Baixa um silêncio sepulcral. Passa uma gostosa fazendo cooper. Um ônibus vira a esquina e derruba o cone da parada de táxi. Uma criança aparece vendendo chicletes. O papo anexo reflui.

- Mas você ainda tá jogando tênis?

- Só enganando. Hoje eu ia, mas fui ver meu sogro. Tá em coma.

- Ih, rapaz, nem fale. O meu sogro também tá ruim, teve um AVC.

- É foda.

- O véio não dura seis meses. Mas você já vai? Senta aí!

- Preciso ir. Minha mulher ligou duas vezes.

- Fica aí, rapaz!

- Não dá. Dessa vez não dá, meu irmão.

- Vou pedir a última.


Minha moça volta ao bar. Com o cachorro. A antena se distrai por um momento da frequência alheia. A moça vai ao banheiro e me deixa segurando o cão pela coleira. Tento sintonizar o fim da conversa vizinha. Só silêncio. Resta um na mesa. Calado.
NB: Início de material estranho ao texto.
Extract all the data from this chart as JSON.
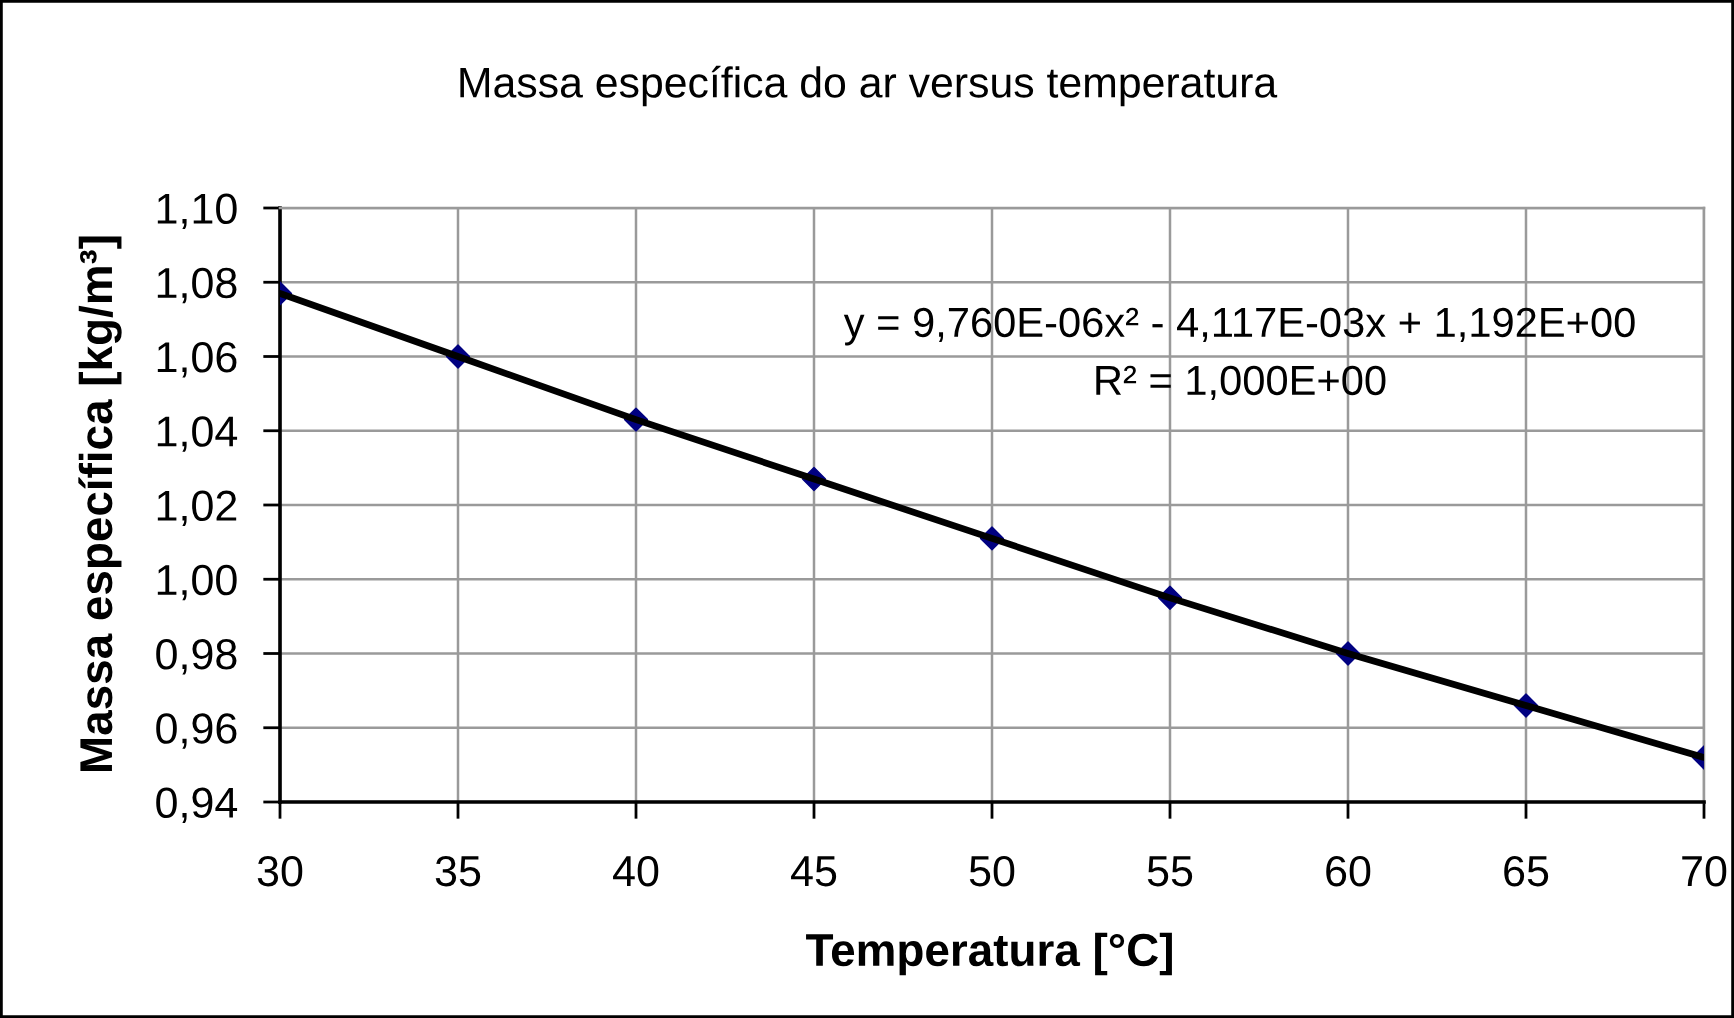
{
  "chart_data": {
    "type": "scatter",
    "title": "Massa específica do ar versus temperatura",
    "xlabel": "Temperatura [°C]",
    "ylabel": "Massa específica [kg/m³]",
    "x": [
      30,
      35,
      40,
      45,
      50,
      55,
      60,
      65,
      70
    ],
    "series": [
      {
        "color": "#000080",
        "marker": "diamond",
        "values": [
          1.077,
          1.06,
          1.043,
          1.027,
          1.011,
          0.995,
          0.98,
          0.966,
          0.952
        ]
      },
      {
        "type": "line",
        "color": "#000000",
        "marker": "none",
        "line_style": "solid",
        "x": [
          30,
          35,
          40,
          45,
          50,
          55,
          60,
          65,
          70
        ],
        "values": [
          1.077,
          1.06,
          1.043,
          1.027,
          1.011,
          0.995,
          0.98,
          0.966,
          0.952
        ]
      }
    ],
    "annotations": [
      "y = 9,760E-06x² - 4,117E-03x + 1,192E+00",
      "R² = 1,000E+00"
    ],
    "xlim": [
      30,
      70
    ],
    "xticks": [
      30,
      35,
      40,
      45,
      50,
      55,
      60,
      65,
      70
    ],
    "ylim": [
      0.94,
      1.1
    ],
    "yticks": [
      {
        "value": 0.94,
        "label": "0,94"
      },
      {
        "value": 0.96,
        "label": "0,96"
      },
      {
        "value": 0.98,
        "label": "0,98"
      },
      {
        "value": 1.0,
        "label": "1,00"
      },
      {
        "value": 1.02,
        "label": "1,02"
      },
      {
        "value": 1.04,
        "label": "1,04"
      },
      {
        "value": 1.06,
        "label": "1,06"
      },
      {
        "value": 1.08,
        "label": "1,08"
      },
      {
        "value": 1.1,
        "label": "1,10"
      }
    ],
    "grid": true
  }
}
O outro Reinaldo arribou.

Sem beber a saideira.

3 comentários:

Anselmo disse...

excelente a crônica do boteco. uma conversa de "reinaldo pra reinaldo" é ótema. os caras são espelhados até no sogro convalescente!

Olavo Soares disse...

Bem capaz dos "personagens" descobrirem o papo.

Afinal, quantos Reinaldos com sogros convalescentes são amigos de outros Reinaldos com sogros convalescentes?

Marcão disse...

Digamos que os nomes não sejam exatamente Reinaldo. Mas a narração dos dois sogros moribundos, por incrível que pareça, ocorreu.